NextDenovo icon indicating copy to clipboard operation
NextDenovo copied to clipboard

Unusual N50 and genome size from triocanu hap reads

Open hrluo93 opened this issue 2 years ago • 4 comments

Hi,

We used ont ultra-long hap reads from triocanu to assemble the hap genome. we found an unusual N50 and genome size by using ver2.5.0. The genome size was less than our expected about 100Mb and the N50 was quite low only 1Mb. what caused this unusual result?

Best Wishes! Ran

triocanu: 5712315 reads 113196439599 bases written to haplotype file ./haplotype-Mat.fasta.gz. 5920759 reads 117888522482 bases written to haplotype file ./haplotype-Pat.fasta.gz. 80281 reads 163332564 bases written to haplotype file ./haplotype-unknown.fasta.gz. 722242 reads 416302535 bases filtered for being too short.
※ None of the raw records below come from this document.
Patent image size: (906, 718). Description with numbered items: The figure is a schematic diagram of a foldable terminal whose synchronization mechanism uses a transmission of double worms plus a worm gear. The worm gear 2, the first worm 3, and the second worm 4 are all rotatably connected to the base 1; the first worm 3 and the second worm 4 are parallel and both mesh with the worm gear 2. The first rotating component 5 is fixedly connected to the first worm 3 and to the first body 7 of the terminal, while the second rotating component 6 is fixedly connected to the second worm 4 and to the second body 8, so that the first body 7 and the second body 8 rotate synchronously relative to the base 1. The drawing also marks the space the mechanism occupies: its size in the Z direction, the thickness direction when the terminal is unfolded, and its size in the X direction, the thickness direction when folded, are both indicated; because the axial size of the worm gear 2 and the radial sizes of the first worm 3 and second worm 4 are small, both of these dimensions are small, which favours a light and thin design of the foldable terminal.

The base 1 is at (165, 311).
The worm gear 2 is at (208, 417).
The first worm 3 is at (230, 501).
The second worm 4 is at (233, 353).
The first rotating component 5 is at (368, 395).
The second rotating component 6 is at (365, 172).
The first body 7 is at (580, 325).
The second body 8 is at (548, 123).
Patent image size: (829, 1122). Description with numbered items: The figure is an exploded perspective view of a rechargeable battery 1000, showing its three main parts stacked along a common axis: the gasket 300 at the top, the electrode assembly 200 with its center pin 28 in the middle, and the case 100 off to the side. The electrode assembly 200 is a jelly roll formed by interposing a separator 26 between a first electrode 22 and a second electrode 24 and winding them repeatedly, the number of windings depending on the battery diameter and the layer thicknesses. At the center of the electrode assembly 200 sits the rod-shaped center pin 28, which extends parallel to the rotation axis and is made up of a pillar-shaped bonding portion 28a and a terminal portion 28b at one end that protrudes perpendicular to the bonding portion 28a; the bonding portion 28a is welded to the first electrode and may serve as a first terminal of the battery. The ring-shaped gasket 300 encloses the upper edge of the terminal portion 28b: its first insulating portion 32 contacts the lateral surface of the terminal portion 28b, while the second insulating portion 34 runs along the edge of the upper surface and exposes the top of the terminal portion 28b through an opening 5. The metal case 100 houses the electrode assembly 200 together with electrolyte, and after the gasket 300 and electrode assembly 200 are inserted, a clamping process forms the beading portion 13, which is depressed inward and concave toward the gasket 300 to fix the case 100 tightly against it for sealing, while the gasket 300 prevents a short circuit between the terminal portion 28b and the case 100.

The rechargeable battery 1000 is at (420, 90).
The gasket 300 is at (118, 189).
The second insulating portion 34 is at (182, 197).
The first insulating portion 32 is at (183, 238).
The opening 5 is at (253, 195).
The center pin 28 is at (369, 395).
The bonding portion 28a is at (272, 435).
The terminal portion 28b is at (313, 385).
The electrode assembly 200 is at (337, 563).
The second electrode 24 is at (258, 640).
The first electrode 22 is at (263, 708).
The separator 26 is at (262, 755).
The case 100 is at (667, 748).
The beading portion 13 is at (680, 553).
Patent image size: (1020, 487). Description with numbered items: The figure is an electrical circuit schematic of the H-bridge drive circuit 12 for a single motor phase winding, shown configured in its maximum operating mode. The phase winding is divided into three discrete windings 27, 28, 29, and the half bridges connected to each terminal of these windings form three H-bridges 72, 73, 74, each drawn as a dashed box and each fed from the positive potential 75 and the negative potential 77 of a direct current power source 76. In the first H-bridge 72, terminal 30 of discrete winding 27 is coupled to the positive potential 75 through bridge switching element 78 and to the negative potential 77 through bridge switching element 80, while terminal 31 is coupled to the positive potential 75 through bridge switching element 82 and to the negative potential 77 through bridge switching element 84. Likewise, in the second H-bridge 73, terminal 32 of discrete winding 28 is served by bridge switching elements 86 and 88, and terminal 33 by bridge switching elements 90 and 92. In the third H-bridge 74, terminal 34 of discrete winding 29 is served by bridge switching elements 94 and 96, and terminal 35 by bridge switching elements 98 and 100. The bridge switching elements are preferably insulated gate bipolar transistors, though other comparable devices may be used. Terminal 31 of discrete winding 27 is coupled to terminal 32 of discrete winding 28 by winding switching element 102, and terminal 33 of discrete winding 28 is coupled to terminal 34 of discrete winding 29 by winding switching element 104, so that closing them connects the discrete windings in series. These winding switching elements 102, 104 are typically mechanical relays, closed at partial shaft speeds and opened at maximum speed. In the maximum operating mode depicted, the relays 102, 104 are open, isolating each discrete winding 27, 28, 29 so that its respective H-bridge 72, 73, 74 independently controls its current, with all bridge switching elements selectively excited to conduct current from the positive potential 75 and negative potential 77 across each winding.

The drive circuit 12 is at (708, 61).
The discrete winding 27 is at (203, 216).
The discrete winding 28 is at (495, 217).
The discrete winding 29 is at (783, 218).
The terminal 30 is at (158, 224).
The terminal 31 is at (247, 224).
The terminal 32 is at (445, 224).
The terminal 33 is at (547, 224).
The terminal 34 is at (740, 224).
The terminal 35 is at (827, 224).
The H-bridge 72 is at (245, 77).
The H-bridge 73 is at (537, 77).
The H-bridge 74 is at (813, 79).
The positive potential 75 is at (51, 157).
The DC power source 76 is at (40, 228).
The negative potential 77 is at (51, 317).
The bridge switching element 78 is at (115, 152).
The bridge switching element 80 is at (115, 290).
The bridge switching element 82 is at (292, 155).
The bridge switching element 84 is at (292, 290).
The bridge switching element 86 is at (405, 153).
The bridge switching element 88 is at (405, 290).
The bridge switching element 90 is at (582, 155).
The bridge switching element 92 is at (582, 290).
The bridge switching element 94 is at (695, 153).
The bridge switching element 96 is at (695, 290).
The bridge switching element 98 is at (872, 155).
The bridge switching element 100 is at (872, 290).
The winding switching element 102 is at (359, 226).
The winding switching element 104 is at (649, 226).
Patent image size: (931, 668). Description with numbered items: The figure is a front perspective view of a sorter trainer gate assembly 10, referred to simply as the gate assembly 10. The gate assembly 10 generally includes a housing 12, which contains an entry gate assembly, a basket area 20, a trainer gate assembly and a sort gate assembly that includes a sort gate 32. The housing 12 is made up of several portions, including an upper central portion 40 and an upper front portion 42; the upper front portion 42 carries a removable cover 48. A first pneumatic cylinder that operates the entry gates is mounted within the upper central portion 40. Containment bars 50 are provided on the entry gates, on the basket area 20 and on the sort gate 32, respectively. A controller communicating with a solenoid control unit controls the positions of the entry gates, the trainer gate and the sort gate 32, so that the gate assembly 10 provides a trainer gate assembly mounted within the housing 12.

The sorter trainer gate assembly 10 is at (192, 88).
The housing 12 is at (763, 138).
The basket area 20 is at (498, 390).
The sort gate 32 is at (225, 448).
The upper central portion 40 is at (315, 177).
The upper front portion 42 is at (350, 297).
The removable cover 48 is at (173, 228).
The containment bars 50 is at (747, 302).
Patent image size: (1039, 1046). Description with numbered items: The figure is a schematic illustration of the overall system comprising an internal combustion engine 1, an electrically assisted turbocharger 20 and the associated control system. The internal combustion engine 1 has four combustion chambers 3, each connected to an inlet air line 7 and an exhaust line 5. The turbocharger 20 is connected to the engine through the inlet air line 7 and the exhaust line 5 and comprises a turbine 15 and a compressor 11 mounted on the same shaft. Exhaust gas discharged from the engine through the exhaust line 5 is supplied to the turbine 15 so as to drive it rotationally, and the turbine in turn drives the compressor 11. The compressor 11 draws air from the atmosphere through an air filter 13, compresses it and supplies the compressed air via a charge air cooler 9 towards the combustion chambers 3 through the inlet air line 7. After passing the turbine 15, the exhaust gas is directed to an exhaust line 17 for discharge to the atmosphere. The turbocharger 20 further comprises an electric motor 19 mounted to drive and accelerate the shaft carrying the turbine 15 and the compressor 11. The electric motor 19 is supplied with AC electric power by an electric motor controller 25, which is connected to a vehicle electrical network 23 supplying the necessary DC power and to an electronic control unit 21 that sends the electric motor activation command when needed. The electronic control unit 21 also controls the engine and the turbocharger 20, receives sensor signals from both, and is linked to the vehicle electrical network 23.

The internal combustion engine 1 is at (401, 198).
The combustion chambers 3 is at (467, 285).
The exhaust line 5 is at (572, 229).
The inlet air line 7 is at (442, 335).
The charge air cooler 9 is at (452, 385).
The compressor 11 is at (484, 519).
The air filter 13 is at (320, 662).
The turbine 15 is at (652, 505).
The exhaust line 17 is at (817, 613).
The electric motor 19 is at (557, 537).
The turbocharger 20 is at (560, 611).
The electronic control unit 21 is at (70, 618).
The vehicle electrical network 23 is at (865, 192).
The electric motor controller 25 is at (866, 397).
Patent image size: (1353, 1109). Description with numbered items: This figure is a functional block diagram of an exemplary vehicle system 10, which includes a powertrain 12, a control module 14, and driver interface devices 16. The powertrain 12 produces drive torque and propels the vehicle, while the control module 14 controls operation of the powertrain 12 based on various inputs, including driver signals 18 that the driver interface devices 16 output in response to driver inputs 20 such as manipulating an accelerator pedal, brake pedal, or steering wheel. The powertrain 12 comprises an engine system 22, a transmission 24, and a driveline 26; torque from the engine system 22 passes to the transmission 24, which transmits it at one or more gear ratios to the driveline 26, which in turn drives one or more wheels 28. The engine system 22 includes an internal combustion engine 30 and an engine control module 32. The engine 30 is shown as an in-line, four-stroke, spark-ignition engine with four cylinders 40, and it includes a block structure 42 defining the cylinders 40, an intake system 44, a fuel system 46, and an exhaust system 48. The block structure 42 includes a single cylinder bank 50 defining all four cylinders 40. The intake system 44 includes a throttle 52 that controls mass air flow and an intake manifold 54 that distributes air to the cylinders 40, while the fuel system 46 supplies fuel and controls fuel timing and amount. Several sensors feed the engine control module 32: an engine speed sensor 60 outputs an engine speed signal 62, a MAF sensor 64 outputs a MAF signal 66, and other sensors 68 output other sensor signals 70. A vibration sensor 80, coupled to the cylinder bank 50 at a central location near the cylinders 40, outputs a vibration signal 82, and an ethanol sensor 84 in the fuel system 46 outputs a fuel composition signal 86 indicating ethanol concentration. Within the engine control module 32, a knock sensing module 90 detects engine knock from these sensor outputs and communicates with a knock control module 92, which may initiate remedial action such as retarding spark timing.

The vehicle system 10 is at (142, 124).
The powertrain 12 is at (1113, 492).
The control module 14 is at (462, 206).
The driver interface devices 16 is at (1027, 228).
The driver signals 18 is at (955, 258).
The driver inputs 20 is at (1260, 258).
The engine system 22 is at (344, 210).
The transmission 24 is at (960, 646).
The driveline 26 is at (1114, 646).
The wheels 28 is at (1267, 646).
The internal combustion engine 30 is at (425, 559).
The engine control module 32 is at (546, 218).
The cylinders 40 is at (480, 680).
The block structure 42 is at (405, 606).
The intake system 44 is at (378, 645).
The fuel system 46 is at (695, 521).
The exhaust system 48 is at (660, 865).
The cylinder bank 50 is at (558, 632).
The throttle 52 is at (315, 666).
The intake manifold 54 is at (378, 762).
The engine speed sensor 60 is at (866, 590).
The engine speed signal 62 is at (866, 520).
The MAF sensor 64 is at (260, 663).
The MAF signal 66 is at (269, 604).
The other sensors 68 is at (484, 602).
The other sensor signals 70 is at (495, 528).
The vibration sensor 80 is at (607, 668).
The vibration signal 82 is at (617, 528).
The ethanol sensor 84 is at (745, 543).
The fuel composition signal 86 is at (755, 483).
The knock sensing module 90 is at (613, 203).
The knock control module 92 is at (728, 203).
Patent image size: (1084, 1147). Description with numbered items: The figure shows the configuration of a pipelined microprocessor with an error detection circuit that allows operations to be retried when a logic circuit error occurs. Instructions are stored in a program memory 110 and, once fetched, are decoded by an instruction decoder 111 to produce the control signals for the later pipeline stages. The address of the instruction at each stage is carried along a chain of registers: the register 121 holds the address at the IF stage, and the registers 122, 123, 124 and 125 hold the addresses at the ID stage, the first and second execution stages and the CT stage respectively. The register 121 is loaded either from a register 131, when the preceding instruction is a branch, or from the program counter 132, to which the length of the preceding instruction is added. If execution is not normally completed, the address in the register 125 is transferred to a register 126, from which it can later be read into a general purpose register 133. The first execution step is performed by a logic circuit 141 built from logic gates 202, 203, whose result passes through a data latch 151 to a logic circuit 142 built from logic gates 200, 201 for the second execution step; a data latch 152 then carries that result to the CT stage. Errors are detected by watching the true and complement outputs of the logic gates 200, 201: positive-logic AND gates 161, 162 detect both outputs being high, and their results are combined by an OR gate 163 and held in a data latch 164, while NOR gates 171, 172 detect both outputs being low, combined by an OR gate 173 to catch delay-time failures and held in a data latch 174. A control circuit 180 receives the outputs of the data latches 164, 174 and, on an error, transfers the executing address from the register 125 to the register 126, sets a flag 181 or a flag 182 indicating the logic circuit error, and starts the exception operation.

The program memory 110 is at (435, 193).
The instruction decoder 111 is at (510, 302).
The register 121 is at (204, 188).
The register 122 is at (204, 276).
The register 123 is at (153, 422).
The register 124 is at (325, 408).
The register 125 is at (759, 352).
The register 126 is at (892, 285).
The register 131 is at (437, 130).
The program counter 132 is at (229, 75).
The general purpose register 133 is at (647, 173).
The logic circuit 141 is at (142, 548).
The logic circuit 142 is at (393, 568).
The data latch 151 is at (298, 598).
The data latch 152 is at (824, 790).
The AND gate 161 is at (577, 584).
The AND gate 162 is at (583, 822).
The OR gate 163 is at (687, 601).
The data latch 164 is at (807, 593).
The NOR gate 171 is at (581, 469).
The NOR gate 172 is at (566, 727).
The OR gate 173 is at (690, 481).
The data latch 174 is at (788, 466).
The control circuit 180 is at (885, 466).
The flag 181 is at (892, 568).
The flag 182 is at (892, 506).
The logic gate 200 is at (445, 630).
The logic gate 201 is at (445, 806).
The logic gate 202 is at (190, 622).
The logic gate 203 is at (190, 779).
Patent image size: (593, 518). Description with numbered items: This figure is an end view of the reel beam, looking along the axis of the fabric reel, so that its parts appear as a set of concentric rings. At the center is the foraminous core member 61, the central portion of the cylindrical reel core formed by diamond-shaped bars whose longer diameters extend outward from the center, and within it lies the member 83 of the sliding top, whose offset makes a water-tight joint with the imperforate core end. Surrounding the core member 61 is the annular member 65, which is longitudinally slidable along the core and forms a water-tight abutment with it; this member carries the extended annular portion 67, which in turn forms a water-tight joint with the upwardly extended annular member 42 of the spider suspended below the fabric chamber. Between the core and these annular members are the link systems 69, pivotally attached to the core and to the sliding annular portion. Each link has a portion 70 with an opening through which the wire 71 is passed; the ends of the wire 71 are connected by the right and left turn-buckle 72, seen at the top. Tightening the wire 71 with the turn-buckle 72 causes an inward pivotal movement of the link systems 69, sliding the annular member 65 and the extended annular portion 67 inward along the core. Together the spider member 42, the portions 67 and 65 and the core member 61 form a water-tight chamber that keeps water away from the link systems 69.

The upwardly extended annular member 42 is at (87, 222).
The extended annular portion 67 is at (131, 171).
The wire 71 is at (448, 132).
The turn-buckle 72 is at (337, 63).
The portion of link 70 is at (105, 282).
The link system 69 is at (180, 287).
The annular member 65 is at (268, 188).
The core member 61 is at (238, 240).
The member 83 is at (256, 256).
seq_stat [Read length stat] Types Count (#) Length (bp) N10 126241 73349 N20 310602 57003 N30 539192 47044 N40 812681 39707 N50 1134462 33909 N60 1511527 28777 N70 1967562 22918 N80 2571902 16448 N90 3483829 9907

Types Count (#) Bases (bp) Depth (X) Raw 5920759 117888522482 117.89 Filtered 0 0 0.00 Clean 5920759 117888522482 117.89

*Suggested seed_cutoff (genome size: 1000.00Mb, expected seed depth: 45, real seed depth: 45.00): 40906 bp

our set rerun: 3 task: all deltmp: 1 rewrite: 1 read_type: ont job_type: local input_type: raw genome_size: 1g seed_depth: 45.0 parallel_jobs: 5 pa_correction: 3 seed_cutfiles: 3 read_cutoff: 25k job_prefix: nextfe seed_cutoff: 40906 blocksize: 11214124835 ctg_cns_options: -p 15 nextgraph_options: -a 1 sort_options: -m 20g -t 15 -k 40 minimap2_options_map: -x map-ont minimap2_options_raw: -t 8 -x ava-ont correction_options: -p 15 -max_lq_length 10000 -min_len_seed 20453 minimap2_options_cns: -t 8 -x ava-ont -k 17 -w 17 --minlen 2000 --maxhan1 5000

[Read length stat] Types Count (#) Length (bp) N10 75719 82925 N20 182706 66596 N30 310850 56989 N40 458514 49976 N50 625760 44358 N60 813392 39692 N70 1022447 35703 N80 1254589 32159 N90 1512998 28759

Types Count (#) Bases (bp) Depth (X) Raw 5920759 117888522482 117.89 Filtered 4115291 39249147976 39.25 Clean 1805468 78639374506 78.64

Result Type Length (bp) Count (#) N10 4637305 14 N20 3002831 37 N30 2161021 72 N40 1744945 116 N50 1288785 173 N60 1019279 248 N70 793166 343 N80 580083 471 N90 384460 650

Min. 40232 - Max. 12343781 - Ave. 856464 - Total 859033589 1003

hrluo93 avatar Apr 15 '22 03:04 hrluo93

How about the result using all data?

moold avatar Apr 15 '22 06:04 moold

Thank you very much for your reply! I am trying using all raw ont reads to assemble non-hap to verify if some reads missing because of triocanu. And planning uses all hap data to do hap asm to verify if some needed reads contain in short reads. If using all data to do hap asm, according to my log, what seed_depth, seedcut and readcut you suggest use? 50X, auto, 5K?

Best Wishes! Ran

hrluo93 avatar Apr 15 '22 07:04 hrluo93

Just try to use the default value to see how about the result, first.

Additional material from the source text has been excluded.